Так и вышло, что разыскать его труда не составило – непросто оказалось привести Протта в чувство.

Но, должно сказать, прибывшие с этим управились скоро и сурово: рыжебородый кнехт с лицом разбойника обвязал Сивую Гривку веревкой и столкнул в колодец. Протт заорал с перепугу благим матом, да потом еще и ледяная водица окатила его… В общем, на поверхность его вытащили аки новокрещеную христианскую душу: греха не знающим, хоть синим да трясущимся.

Махоня же стал всему свидетелем оттого, что Альберих Грумбах назначил его в помощь прибывшим (как велел говорить всем) и соглядатаем (как сказал Утеру наедине, глядя мрачно и исподлобья). Грумбах имел вес в решенье альтенских дел еще со времен, как ходил в страже барона фон Вассерберга, а теперь-то уж и вовсе сделался он шишкой. Отказаться Махоня не сумел бы – да и, сказать по правде, не захотел бы: что об Ольце, что о Дитрихе Найденыше рассказывали в Альтене много чего, и любопытство у бывшего бурша распалилось от тех рассказов преизрядно.
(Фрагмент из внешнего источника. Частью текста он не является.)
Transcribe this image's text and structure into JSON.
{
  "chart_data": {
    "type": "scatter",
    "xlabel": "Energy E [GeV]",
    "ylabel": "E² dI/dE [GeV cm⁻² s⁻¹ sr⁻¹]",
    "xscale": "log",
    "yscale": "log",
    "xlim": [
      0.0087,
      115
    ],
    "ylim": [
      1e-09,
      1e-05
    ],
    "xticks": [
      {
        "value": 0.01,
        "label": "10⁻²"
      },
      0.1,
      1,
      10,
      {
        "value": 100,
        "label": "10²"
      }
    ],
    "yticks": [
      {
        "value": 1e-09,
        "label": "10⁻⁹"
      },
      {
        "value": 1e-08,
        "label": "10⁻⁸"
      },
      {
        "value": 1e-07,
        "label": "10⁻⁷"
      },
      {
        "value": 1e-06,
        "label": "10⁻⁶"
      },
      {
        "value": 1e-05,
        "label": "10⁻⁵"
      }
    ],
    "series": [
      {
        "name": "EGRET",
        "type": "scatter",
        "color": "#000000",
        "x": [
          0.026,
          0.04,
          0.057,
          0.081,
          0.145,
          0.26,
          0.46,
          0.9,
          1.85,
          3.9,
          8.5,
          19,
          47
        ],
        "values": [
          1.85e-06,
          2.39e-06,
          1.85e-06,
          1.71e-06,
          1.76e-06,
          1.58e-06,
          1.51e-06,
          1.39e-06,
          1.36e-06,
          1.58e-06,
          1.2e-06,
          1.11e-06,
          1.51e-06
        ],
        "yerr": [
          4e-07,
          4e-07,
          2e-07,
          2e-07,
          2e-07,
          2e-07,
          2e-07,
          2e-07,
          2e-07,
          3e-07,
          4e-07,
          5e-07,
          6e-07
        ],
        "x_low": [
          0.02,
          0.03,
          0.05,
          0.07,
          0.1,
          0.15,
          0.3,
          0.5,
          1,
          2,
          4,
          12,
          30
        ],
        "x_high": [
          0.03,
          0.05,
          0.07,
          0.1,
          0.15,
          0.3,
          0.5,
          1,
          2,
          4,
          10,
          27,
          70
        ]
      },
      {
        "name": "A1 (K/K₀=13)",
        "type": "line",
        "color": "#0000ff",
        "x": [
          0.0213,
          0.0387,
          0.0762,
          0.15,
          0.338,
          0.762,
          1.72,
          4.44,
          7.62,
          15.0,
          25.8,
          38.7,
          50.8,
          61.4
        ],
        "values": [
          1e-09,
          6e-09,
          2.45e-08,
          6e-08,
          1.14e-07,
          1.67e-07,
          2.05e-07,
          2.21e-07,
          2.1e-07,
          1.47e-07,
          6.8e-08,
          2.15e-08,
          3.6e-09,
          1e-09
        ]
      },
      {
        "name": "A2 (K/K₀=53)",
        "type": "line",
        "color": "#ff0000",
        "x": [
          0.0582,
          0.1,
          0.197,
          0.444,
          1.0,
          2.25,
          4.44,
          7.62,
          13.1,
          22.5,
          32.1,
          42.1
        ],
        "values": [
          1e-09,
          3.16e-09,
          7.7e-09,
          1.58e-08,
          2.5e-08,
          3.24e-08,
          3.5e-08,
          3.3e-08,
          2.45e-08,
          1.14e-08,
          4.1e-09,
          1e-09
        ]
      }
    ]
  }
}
Например, о молодом посланнике Блаженного Гидеона говорили: мол, сжег он с десяток ведьм по городкам и местечкам пфальцграфства. А кого-то из обвиненных и оправдал, но уж в это-то Махоня нисколько не верил, как человек благоразумный и пригубивший жизни.

И вот теперь сидел он под стеночкой и глядел, как Гюнтер Протт трясется, словно в пропаснице.

Сперва Утер сунулся к Долленкопфиусу – дескать, учен письму, мог бы помочь вести бумажную работу, да щелкопер только глянул на него рыбьим глазом – и Махоню словно ошпарило. Будто смерть сама в него посмотрела.

В общем, Протта Утер понимал хорошо. Не понимал он Ортуина Ольца – чего тот добивался от трясущегося пьянчуги. А Ольц кружил вокруг оного, нависал, всматривался пристально в синюшное лицо несчастного, вся вина которого лишь в том и состояла, что в недолжный момент угораздило его оказаться в ненужном месте. И все долбил вопросами: не угрожал ли кто Унгеру Гроссеру? не уходил ли кто из кабака? кого видел Протт, выйдя во двор? кто подошел к нему первым, после того как он принялся звать на помощь?.. И снова – по кругу. Протт же толком не мог сказать ничего, сколько б ни трясся.